Claro, essas manchas não são uma prova definitiva de vida alienígena. Mas são a melhor indicação de que a vida pode não ser um evento único no cosmos.
Mas a única maneira de saber com certeza é levar uma amostra daquela rocha para estudar em casa.
Agora, pouco mais de um ano e meio depois, o projecto para o fazer está em suporte de vida, sem fluxo de financiamento em 2026 e com pouco apoio restante no Congresso. Como resultado, essas rochas tão promissoras podem ficar presas lá para sempre.
Isto também significa que, na corrida para encontrar provas de vida alienígena, a América cedeu efectivamente a sua posição de liderança ao seu maior rival geopolítico: a China. A superpotência está avançando a todo vapor com sua própria versão da missão de trazer as amostras de rocha para casa. É mais enxuto do que a missão da América e da Europa, e as amostras de rocha que irá retirar de Marte provavelmente não serão de tão alta qualidade. Mas essa não será a manchete que as pessoas lembrarão — aquela nas revistas científicas e nos livros de história.

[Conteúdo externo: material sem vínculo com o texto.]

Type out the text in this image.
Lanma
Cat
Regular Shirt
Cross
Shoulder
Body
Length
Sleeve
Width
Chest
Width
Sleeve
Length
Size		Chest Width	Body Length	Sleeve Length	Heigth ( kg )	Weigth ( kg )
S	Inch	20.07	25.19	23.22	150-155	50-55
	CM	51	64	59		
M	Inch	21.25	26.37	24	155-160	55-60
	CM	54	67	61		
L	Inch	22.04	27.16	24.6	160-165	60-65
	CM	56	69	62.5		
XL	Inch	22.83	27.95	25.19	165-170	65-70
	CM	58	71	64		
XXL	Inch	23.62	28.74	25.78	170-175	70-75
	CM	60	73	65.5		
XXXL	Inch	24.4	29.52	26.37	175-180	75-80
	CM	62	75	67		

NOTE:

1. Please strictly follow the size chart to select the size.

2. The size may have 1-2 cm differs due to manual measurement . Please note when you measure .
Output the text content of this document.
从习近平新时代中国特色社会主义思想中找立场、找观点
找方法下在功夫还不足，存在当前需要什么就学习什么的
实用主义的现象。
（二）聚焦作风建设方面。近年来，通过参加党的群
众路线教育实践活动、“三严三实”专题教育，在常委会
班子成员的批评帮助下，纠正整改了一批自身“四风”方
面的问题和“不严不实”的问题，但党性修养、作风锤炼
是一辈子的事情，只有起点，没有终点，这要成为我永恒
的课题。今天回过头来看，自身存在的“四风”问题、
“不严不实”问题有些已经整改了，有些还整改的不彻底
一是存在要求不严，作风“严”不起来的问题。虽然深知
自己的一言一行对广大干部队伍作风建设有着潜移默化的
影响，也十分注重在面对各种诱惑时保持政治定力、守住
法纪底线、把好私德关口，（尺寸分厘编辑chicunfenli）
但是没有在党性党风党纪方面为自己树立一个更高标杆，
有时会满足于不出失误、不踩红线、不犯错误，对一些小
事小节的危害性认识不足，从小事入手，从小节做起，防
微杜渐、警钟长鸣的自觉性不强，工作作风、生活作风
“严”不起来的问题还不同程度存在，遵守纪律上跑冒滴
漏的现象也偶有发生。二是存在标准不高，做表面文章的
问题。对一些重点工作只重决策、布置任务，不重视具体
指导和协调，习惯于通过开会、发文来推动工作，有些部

Quase uma dúzia de membros do projecto e cientistas, tanto nos EUA como na China, partilharam comigo a história de como a América desperdiçou a sua liderança na nova corrida espacial. Está cheio de sonhos loucos e descobertas promissoras – bem como de má gestão, custos exorbitantes e, em última análise, raiva e decepção. Leia a história completa.
—Robin George Andrews
Este artigo também faz parte da série Big Story: Revisão de tecnologia do MITo relatório mais importante e ambicioso da empresa. As histórias da série analisam profundamente as tecnologias que virão a seguir e o que elas significarão para nós e para o mundo em que vivemos. Confira o resto deles aqui.
Esta empresa afirma ser um avanço na bateria. Agora eles precisam provar isso.
Quando uma empresa afirma ter criado o que é essencialmente o Santo Graal das baterias, é provável que surjam algumas questões.
O interesse tem aumentado desde que a Donut Lab, uma empresa finlandesa, anunciou no mês passado que tinha uma nova tecnologia de bateria de estado sólido, pronta para produção em larga escala. A empresa disse que suas baterias podem carregar super-rápido e ter uma alta densidade de energia que se traduziria em EVs de alcance ultralongo. Além do mais, alegou que as células podem operar com segurança no calor e no frio extremos, contêm “materiais verdes e abundantes” e custariam menos do que as baterias de íons de lítio custam hoje.